I knew I was going to be traveling a lot last week so I purchased an unlimited ride metro card. Here's what I did:
Tuesday: I went to NYU (for microtomy) and then to New Alternatives (for that I could bake some chocolate chip cookies for GLBT youth).
Wednesday: I went to see The Picture of Dorian Gray.
Thursday: I took my little friend Levi to see The Sleeping Beauty.
Friday: I went to see the movie The End of Poverty.
Saturday: I went to a friend's Basque themed party. There was a rather violent documentary about the Basque National Liberation Movement on in the background. I left early because I very suddenly became ill.
Sunday: My flu like symptoms kept me from volunteering on Sunday evening, but didn't keep me from going to see Present Laughter as well as making my seasonal stop at the vegetarian butchers on Sunday afternoon.
Monday (today): Sadly it also didn't keep me from working twelve hours today in pursuit of elusive rheological results that I desperately need before I present at APS in March. (Don't worry, I worked in virtual isolation, so there was no one for me to infect. The life of a rheologist is nothing if not lonely).
I used my last swipe to return from City College (the home of the rheometer) at 8pm tonight. I took fourteen rides total which means buying the unlimited card saved me a dollar. But since I usually just walk home from city college, I sort of lost a dollar. On the ride home, I thought about this. It would be really great, I thought, if I run into a friend as I'm leaving the subway station and they're heading out into the world for the night. Then at least some one could get a few more rides out of my card (unlimiteds expire at 3am). I knew the odds were slim though...
The train stopped at 110th street and when I walked through the turnstile, a person at the other end asked if I could spare a swipe. Stalling for time I asked him to repeat.

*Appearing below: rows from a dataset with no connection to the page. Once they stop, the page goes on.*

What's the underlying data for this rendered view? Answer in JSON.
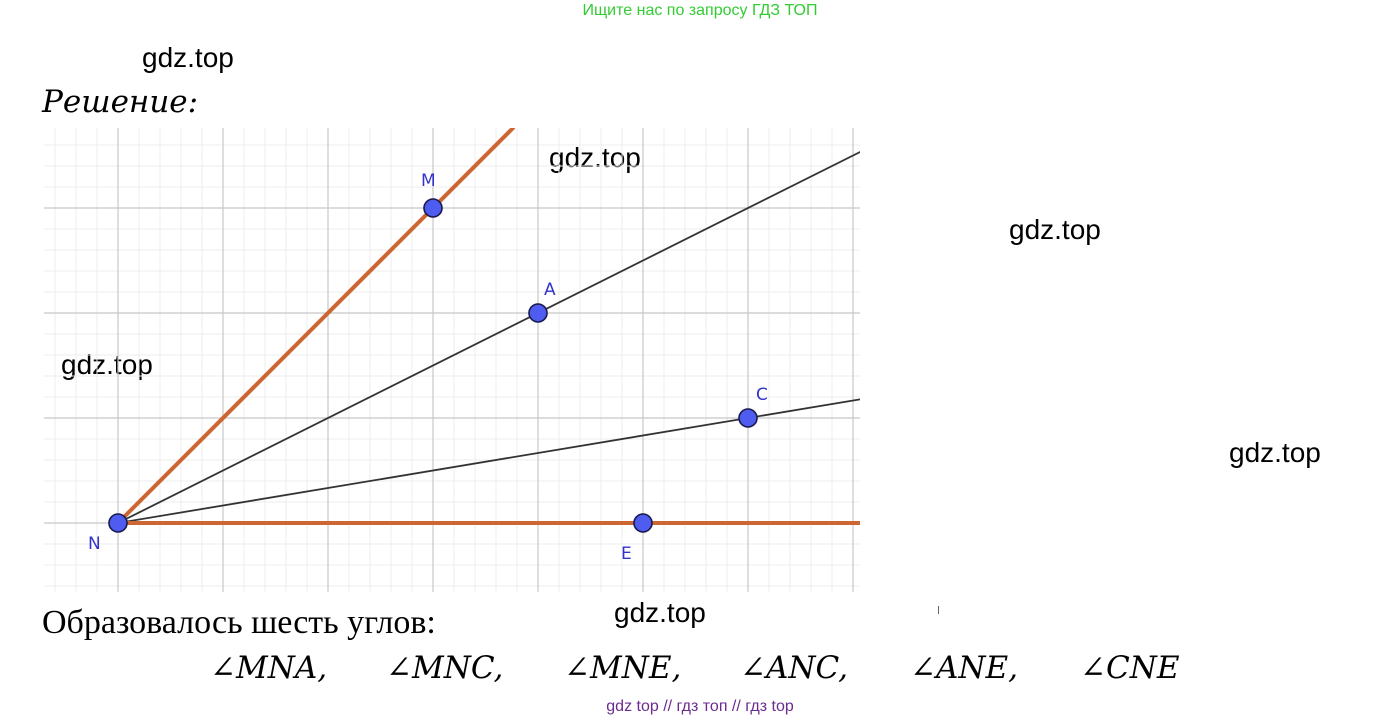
{
  "banner": {
    "text": "Ищите нас по запросу ГДЗ ТОП",
    "color": "#33cc33"
  },
  "watermarks": [
    "gdz.top",
    "gdz.top",
    "gdz.top",
    "gdz.top",
    "gdz.top",
    "gdz.top"
  ],
  "solution_label": "Решение:",
  "summary_text": "Образовалось шесть углов:",
  "angles": [
    "∠MNA,",
    "∠MNC,",
    "∠MNE,",
    "∠ANC,",
    "∠ANE,",
    "∠CNE"
  ],
  "footer": {
    "text": "gdz top  //  гдз топ  //  гдз top",
    "color": "#6a2c91"
  },
  "diagram": {
    "points": [
      {
        "name": "N",
        "x": 0,
        "y": 0
      },
      {
        "name": "M",
        "x": 3,
        "y": 3
      },
      {
        "name": "A",
        "x": 4,
        "y": 2
      },
      {
        "name": "C",
        "x": 6,
        "y": 1
      },
      {
        "name": "E",
        "x": 5,
        "y": 0
      }
    ],
    "rays": [
      {
        "from": "N",
        "through": "M",
        "color": "#cc6633"
      },
      {
        "from": "N",
        "through": "A",
        "color": "#333333"
      },
      {
        "from": "N",
        "through": "C",
        "color": "#333333"
      },
      {
        "from": "N",
        "through": "E",
        "color": "#cc6633"
      }
    ],
    "point_color": "#4f5cf0",
    "label_color": "#3333cc"
  }
}
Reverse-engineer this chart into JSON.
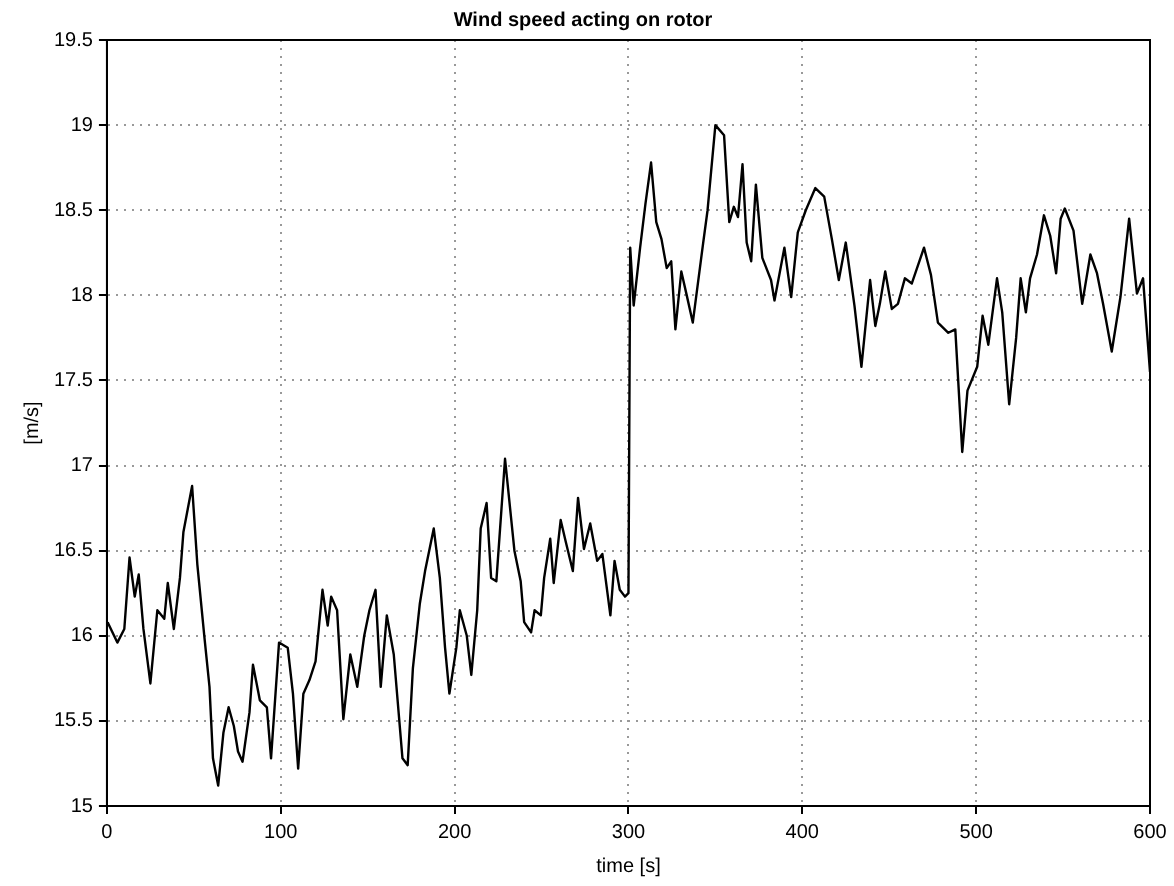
{
  "chart_data": {
    "type": "line",
    "title": "Wind speed acting on rotor",
    "xlabel": "time [s]",
    "ylabel": "[m/s]",
    "xlim": [
      0,
      600
    ],
    "xticks": [
      0,
      100,
      200,
      300,
      400,
      500,
      600
    ],
    "ylim": [
      15,
      19.5
    ],
    "yticks": [
      15,
      15.5,
      16,
      16.5,
      17,
      17.5,
      18,
      18.5,
      19,
      19.5
    ],
    "grid": true,
    "legend": false,
    "marker": "none",
    "line_style": "solid",
    "series": [
      {
        "color": "#000000",
        "x": [
          0.4,
          6,
          10,
          13,
          16,
          18.3,
          21,
          25,
          29,
          33,
          35,
          38.5,
          42,
          44,
          49,
          52,
          56,
          59,
          61,
          64,
          67,
          70,
          73,
          75.4,
          78,
          82,
          84,
          88,
          92,
          94.4,
          99,
          104,
          107,
          110,
          113,
          116.5,
          120,
          124,
          127,
          129,
          132.4,
          136,
          140,
          144,
          148,
          151,
          154.5,
          157.5,
          161,
          165,
          170,
          173,
          176,
          180,
          183,
          188,
          191.5,
          194.5,
          197,
          201,
          203,
          207,
          209.6,
          213,
          215,
          218.4,
          221,
          224,
          229,
          234.4,
          238,
          240,
          244,
          246,
          249.6,
          251.5,
          255,
          257,
          261,
          264,
          268,
          271,
          274.4,
          278,
          282,
          285,
          289.6,
          292,
          295,
          298,
          300,
          301,
          303,
          306.7,
          309.8,
          313,
          316,
          319,
          322,
          324.6,
          327,
          330.4,
          333.3,
          337,
          343,
          345.5,
          350,
          355,
          358,
          360.6,
          363,
          365.6,
          368,
          370.6,
          373.3,
          377,
          382,
          384,
          389.7,
          393.6,
          397.4,
          402,
          407.5,
          412.6,
          417,
          421,
          425,
          430,
          434,
          439,
          442,
          444.6,
          447.7,
          451.5,
          455,
          459,
          463,
          470,
          474,
          478,
          484,
          488,
          492,
          495,
          500.6,
          503.7,
          507,
          512,
          515,
          519,
          523,
          525.6,
          528.6,
          531,
          535,
          539,
          542.6,
          546,
          548.6,
          551,
          556,
          561,
          565.7,
          569.5,
          573,
          578,
          583,
          588,
          592.5,
          596,
          600
        ],
        "values": [
          16.08,
          15.96,
          16.04,
          16.46,
          16.23,
          16.36,
          16.04,
          15.72,
          16.15,
          16.1,
          16.31,
          16.04,
          16.34,
          16.61,
          16.88,
          16.42,
          16,
          15.7,
          15.28,
          15.12,
          15.43,
          15.58,
          15.47,
          15.32,
          15.26,
          15.55,
          15.83,
          15.62,
          15.58,
          15.28,
          15.96,
          15.93,
          15.66,
          15.22,
          15.66,
          15.74,
          15.85,
          16.27,
          16.06,
          16.23,
          16.15,
          15.51,
          15.89,
          15.7,
          16,
          16.15,
          16.27,
          15.7,
          16.12,
          15.89,
          15.28,
          15.24,
          15.81,
          16.19,
          16.38,
          16.63,
          16.34,
          15.93,
          15.66,
          15.93,
          16.15,
          16,
          15.77,
          16.15,
          16.63,
          16.78,
          16.34,
          16.32,
          17.04,
          16.5,
          16.32,
          16.08,
          16.02,
          16.15,
          16.12,
          16.34,
          16.57,
          16.31,
          16.68,
          16.55,
          16.38,
          16.81,
          16.51,
          16.66,
          16.44,
          16.48,
          16.12,
          16.44,
          16.27,
          16.23,
          16.25,
          18.28,
          17.94,
          18.28,
          18.54,
          18.78,
          18.43,
          18.33,
          18.16,
          18.2,
          17.8,
          18.14,
          18.01,
          17.84,
          18.31,
          18.5,
          19.0,
          18.94,
          18.43,
          18.52,
          18.46,
          18.77,
          18.31,
          18.2,
          18.65,
          18.22,
          18.09,
          17.97,
          18.28,
          17.99,
          18.37,
          18.5,
          18.63,
          18.58,
          18.33,
          18.09,
          18.31,
          17.94,
          17.58,
          18.09,
          17.82,
          17.95,
          18.14,
          17.92,
          17.95,
          18.1,
          18.07,
          18.28,
          18.12,
          17.84,
          17.78,
          17.8,
          17.08,
          17.44,
          17.58,
          17.88,
          17.71,
          18.1,
          17.9,
          17.36,
          17.75,
          18.1,
          17.9,
          18.1,
          18.24,
          18.47,
          18.35,
          18.13,
          18.45,
          18.51,
          18.38,
          17.95,
          18.24,
          18.13,
          17.95,
          17.67,
          17.99,
          18.45,
          18.01,
          18.1,
          17.55
        ]
      }
    ]
  }
}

"It's okay, if you don't have one," he said, already turning to ask the next passengers. I nervously looked over my shoulder. Fortunately, no MTA employees were looking. I pulled the card out of my 'wallet', explained to him that it expired at the end of the night and quickly left the station. At first I was a little disoriented because I came out on the West side of Broadway (because I was on a downtown train). After that excitement passed, I thought about my card. At first I thought, what if that guy really needed my card to go help his sister who was in trouble at South Ferry (presumably stuck between the Staten Island Ferry and the docks, unable to yell loud enough to be heard, and with all the buttons smashed on her cell phone excepting the one for her brother's speed dial). Then I thought, what if that guy really needed my card because he's a hitman and he needed to go kill a little girl because she was too good at cheerleading and another girl's mother was jealous. (That really happened before, by the way, and HBO made a movie about it). I definitely felt responsible for whatever that guy was going to go do, and I hadn't even asked him. Finally, as I was turning the key to enter the front door of my building, I thought that I wished I had been raised in a Godless household like so many of my friends. Then I wouldn't worry about his actions. Oh, and also, it took me several tries before I could get the key to work.
Monday, February 1, 2010
Subscribe to:
Post Comments (Atom)
1 comment:
It seems like you've been giving Karma a lot of thought...what with thinking about what that man is going to go with your train ticket. I'm sure that person wasn't up to anything bad and that your good deed was indeed for good!
Also, i don't know about being brought up in godless houses...sometimes its almost better to have something solid to believe in...regardless of how ridiculous that god might be. i don't know...god has me confused.